Consider these paragraphs from my new friend, Clive, on page 40 of Epel’s book, on the interplay between waking and dream life, and the process of allowing unconscious/subconscious life to be recognized and validated as an expression of some aspect of life. oneself and one’s own experience

Now, the idea of ​​putting those things [here he means dream images] in art is an important and interesting subject. But just talking about them as things that have meaning, that are intimate confessions of oneself, is, it seems to me, the main act. The secondary act is to turn it into art. And it may be something that people don’t feel inclined to do. [He adds later that people have lots of opinions about what constitutes art, so this might inhibit their desire to pursue artistic expression] But just to say that I’m whispering to myself through the lattice of my consciousness, I’m whispering to myself, I’m saying to myself, What is that thing?
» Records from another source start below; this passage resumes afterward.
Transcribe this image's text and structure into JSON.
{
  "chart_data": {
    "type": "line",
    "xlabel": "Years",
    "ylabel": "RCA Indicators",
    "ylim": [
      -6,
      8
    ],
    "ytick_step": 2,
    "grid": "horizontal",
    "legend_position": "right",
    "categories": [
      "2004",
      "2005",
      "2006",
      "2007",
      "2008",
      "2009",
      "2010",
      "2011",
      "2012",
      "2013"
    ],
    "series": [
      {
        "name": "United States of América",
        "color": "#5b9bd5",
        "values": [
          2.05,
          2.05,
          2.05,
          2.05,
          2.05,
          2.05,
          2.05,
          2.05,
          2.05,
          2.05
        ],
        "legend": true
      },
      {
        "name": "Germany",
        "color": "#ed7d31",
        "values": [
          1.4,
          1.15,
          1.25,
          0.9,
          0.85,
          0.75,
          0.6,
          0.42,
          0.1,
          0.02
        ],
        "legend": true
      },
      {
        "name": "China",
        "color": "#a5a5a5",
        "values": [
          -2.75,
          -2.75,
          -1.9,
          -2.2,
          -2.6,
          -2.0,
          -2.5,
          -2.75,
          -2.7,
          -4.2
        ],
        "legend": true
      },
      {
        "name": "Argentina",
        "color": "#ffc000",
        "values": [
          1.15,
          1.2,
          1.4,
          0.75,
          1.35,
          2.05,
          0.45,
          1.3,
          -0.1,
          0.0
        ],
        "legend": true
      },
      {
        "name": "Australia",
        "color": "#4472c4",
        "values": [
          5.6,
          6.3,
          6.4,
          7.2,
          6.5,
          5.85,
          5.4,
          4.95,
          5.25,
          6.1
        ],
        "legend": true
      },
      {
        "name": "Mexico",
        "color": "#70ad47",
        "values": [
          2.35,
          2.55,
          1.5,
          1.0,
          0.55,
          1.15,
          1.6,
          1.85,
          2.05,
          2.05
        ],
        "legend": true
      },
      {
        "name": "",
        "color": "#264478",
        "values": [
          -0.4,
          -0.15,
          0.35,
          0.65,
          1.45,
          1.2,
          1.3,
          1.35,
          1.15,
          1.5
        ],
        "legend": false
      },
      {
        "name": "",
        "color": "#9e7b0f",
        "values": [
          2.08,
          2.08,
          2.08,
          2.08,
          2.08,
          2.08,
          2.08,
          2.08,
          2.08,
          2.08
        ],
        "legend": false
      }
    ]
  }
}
What are those many things? And saying, I don’t care what I hear. I don’t care. I don’t forbid anything. I see my subconscious, and therefore my consciousness nothing, it is the beginning, I think, of great health.

That’s pretty strong stuff. I mean, how many of us distance ourselves from our dreams (both night and day dreams) and closely censor ourselves so that only “realistic,” “rational,” and otherwise acceptable thoughts command our attention.

His comments on existential loneliness and the need to learn to fully accept oneself are equally compelling. He is referring to the writing process here:

This is an almost meditative activity, it seems to me. It’s a matter of sitting quietly with yourself and saying, the only company I have in the whole world is the person I am. And everything else can go from me, everything else can go from me. It is within the limits of possibility that all the people I love most in the world will be gone tomorrow. I have to be at peace with this myself. And one third of this “myself” is a sleeping self. An important third, perhaps the most important third. So let me be quiet with myself and sit with myself and like myself and what my subconscious is telling me.

Once again, a very, very difficult task for most of us. Even acknowledging that fundamental fact, that in the end we are all we have, is too real for most people to come close to acknowledging.

Clive Barker. Once again life has left me speechless.